If you want to call methods in shared libraries, I found a hack that lets you figure out how to find the locations of methods. Here's how it works. Let's say you want to call a method defined in libc. For our example we'll consider calling the fprintf() method. You look at the file /proc/<pid>/maps for the other process, and that file will tell you where the ASLR decided to actually load the library. This will only work if you have the same user id as that process, or if you are root, since you're not allowed to look at the memory mapping for arbitrary processes as an unprivileged user. Then you look at /proc/self/maps and again, find where your process decided to load libc. Then what you do is in your own process you take the address of fprintf() and subtract from it the address of where libc was loaded in your process. This will give you the number of bytes past the start of libc where fprintf() is defined. Let's say, for example, that when you do this you get 20544.

Now that you know htat fprintf() is defined 20544 bytes after the start of libc, you can guess that fprintf() in the tracee is located 20544 bytes after that process' libc. So using the libc start you found from looking at the proc maps file, you can compute the address of fprintf() in the tracee!

You can also use this technique for other arbitrary shared libraries by just linking your tracer against them. For instance, let's say I want my tracer to remotely call a method that's defined by Python, such as PyObject_Malloc(). If I link my ptracer using -lpython2.7 or -lpython3.4m then I can use the same trick to find where a running instance of /usr/bin/python has PyObject_Malloc() loaded.

There is one major caveat here. On Linux you can update shared libraries at any time.
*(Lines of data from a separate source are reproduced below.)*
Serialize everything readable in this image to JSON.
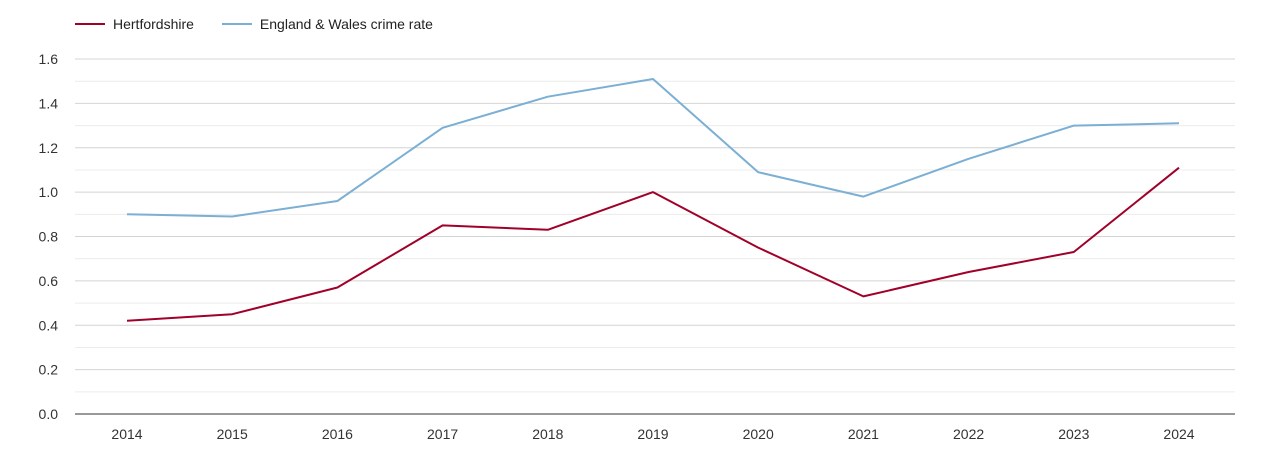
{
  "chart_data": {
    "type": "line",
    "x": [
      "2014",
      "2015",
      "2016",
      "2017",
      "2018",
      "2019",
      "2020",
      "2021",
      "2022",
      "2023",
      "2024"
    ],
    "series": [
      {
        "name": "Hertfordshire",
        "color": "#a0002a",
        "values": [
          0.42,
          0.45,
          0.57,
          0.85,
          0.83,
          1.0,
          0.75,
          0.53,
          0.64,
          0.73,
          1.11
        ]
      },
      {
        "name": "England & Wales crime rate",
        "color": "#7bafd4",
        "values": [
          0.9,
          0.89,
          0.96,
          1.29,
          1.43,
          1.51,
          1.09,
          0.98,
          1.15,
          1.3,
          1.31
        ]
      }
    ],
    "yticks": [
      "0.0",
      "0.2",
      "0.4",
      "0.6",
      "0.8",
      "1.0",
      "1.2",
      "1.4",
      "1.6"
    ],
    "ylim": [
      0,
      1.6
    ],
    "grid": true,
    "legend_position": "top-left"
  }
}
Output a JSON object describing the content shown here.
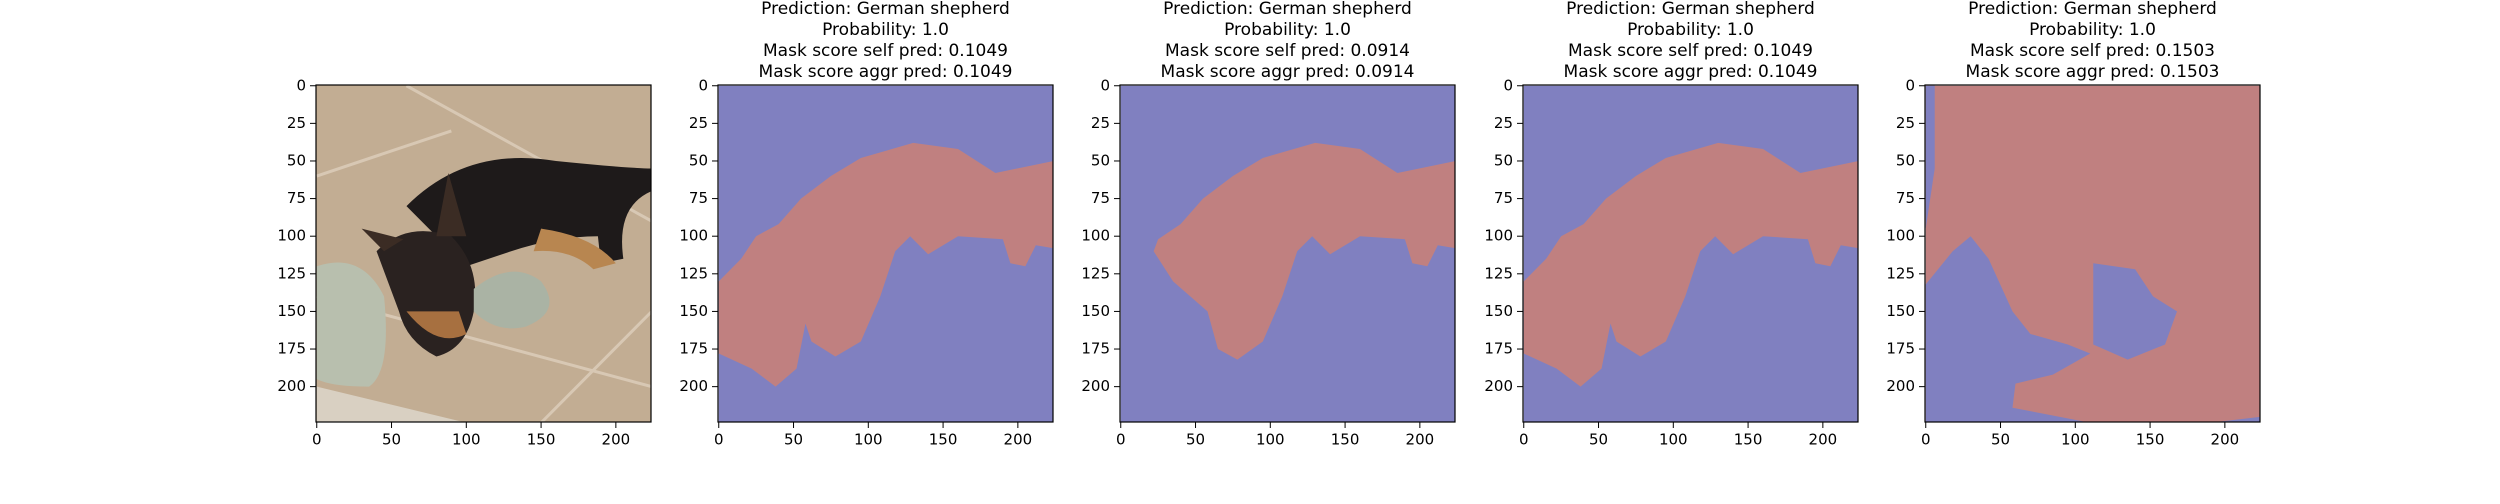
{
  "mask_panels": [
    {
      "lines": [
        "Prediction: German shepherd",
        "Probability: 1.0",
        "Mask score self pred: 0.1049",
        "Mask score aggr pred: 0.1049"
      ]
    },
    {
      "lines": [
        "Prediction: German shepherd",
        "Probability: 1.0",
        "Mask score self pred: 0.0914",
        "Mask score aggr pred: 0.0914"
      ]
    },
    {
      "lines": [
        "Prediction: German shepherd",
        "Probability: 1.0",
        "Mask score self pred: 0.1049",
        "Mask score aggr pred: 0.1049"
      ]
    },
    {
      "lines": [
        "Prediction: German shepherd",
        "Probability: 1.0",
        "Mask score self pred: 0.1503",
        "Mask score aggr pred: 0.1503"
      ]
    }
  ],
  "xticks": [
    0,
    50,
    100,
    150,
    200
  ],
  "yticks": [
    0,
    25,
    50,
    75,
    100,
    125,
    150,
    175,
    200
  ]
}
Old processes that have already loaded the shared library will continue to have the previous version of the library loaded into memory. So if you try this technique against a process that's been running for a long time (say, weeks or months) it's possible that a library method you want to call might have changed locations if the shared library has been updated since the tracee was started.

Show Me The Code!

I put some code up on GitHub that shows exactly how to employ this technique. The project is at eklitzke/ptrace-call-userspace and if you want to just dive directly into the code look at call_fprintf.c. The codes runs the equivalent of:

fprintf(stderr, "instruction pointer = %p\n", rip);

in the traced process, where rip is the value of the instruction pointer when the process was initially attached by the tracer.
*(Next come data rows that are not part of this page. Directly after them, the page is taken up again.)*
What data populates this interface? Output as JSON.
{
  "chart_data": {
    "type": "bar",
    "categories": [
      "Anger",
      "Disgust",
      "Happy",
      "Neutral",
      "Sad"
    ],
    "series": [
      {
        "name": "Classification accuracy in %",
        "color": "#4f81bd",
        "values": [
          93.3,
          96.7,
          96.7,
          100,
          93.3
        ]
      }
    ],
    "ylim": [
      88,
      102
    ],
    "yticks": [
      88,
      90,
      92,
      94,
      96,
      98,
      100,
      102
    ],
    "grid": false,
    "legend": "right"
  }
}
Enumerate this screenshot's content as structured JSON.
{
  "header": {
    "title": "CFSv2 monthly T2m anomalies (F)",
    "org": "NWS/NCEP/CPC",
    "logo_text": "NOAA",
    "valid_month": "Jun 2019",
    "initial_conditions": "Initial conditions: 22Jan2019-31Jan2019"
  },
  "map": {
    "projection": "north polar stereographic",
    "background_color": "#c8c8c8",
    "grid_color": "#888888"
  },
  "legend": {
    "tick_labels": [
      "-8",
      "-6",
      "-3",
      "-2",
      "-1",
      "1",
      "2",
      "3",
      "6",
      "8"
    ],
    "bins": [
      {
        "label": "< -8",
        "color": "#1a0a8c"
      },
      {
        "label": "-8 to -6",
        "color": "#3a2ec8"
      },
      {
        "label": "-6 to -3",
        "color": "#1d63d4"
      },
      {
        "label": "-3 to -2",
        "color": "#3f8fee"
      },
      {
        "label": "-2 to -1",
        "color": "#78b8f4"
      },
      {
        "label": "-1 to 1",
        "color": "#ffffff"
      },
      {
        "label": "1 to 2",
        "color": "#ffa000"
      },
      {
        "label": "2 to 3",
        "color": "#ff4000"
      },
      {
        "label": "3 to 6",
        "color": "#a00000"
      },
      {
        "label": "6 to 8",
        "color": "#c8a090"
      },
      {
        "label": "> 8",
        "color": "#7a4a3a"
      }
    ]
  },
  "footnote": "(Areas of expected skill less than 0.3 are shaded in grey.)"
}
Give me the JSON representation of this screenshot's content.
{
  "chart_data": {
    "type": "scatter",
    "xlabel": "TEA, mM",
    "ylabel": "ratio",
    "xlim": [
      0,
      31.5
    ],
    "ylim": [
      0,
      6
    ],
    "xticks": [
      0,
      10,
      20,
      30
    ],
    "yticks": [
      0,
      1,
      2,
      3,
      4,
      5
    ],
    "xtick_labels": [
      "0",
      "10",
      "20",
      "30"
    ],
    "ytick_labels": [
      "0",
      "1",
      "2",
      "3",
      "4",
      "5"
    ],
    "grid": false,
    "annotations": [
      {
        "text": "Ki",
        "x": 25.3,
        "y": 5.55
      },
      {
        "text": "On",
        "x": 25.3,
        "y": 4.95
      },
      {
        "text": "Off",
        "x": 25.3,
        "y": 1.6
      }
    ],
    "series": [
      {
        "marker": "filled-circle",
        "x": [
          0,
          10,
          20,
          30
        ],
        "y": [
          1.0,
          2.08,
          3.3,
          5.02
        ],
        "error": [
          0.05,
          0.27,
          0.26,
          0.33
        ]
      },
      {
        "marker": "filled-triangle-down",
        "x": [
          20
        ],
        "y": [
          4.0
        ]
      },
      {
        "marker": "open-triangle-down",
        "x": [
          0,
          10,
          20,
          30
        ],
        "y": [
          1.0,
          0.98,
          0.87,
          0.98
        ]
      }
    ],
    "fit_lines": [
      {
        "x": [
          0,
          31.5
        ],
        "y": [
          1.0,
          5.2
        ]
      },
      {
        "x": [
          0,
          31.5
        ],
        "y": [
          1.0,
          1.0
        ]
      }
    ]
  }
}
If you look at the code you can see that it's actually pretty short, and overall isn't that complicated. However, it took me a lot of time to actually get this working. You can't use GDB with a program you are ptrace attached to, since only one process is allowed to ptrace at a time. So debugging was more difficult than with a normal C program: you're limited to debugigng core dumps if you crash the tracee. If you make a mistake, you're likely to not just get the pedestrian SIGSEGV, but the much more exciting SIGILL which means that you generated illegal x86 code! I also had effectively zero experience with x86 before starting this project. There's not even a lot of x86 in this project, but I spent a lot of time disassembling other C programs to understand how they work. I also found the whole CALL thing in x86 confusing since the target address is encoded in a weird way. You don't call an absolute address like 0x7fd3edb64000, instead you have to compute the difference between the current value of the instruction pointer, your call target, and then take into account the actual size of the CALL instruction (5 bytes for a rel32 call) when you encode the instruction.

I had a lot of fun writing this and felt like I learned a lot about reading disassembled code. I also have a newfound appreciation for the objdump command and all of the amazing things you can do with it, and I learned a lot of fun new GDB commands for looking at register state and frobbing memory and whatnot. I hope other people find this example code useful in their own projects.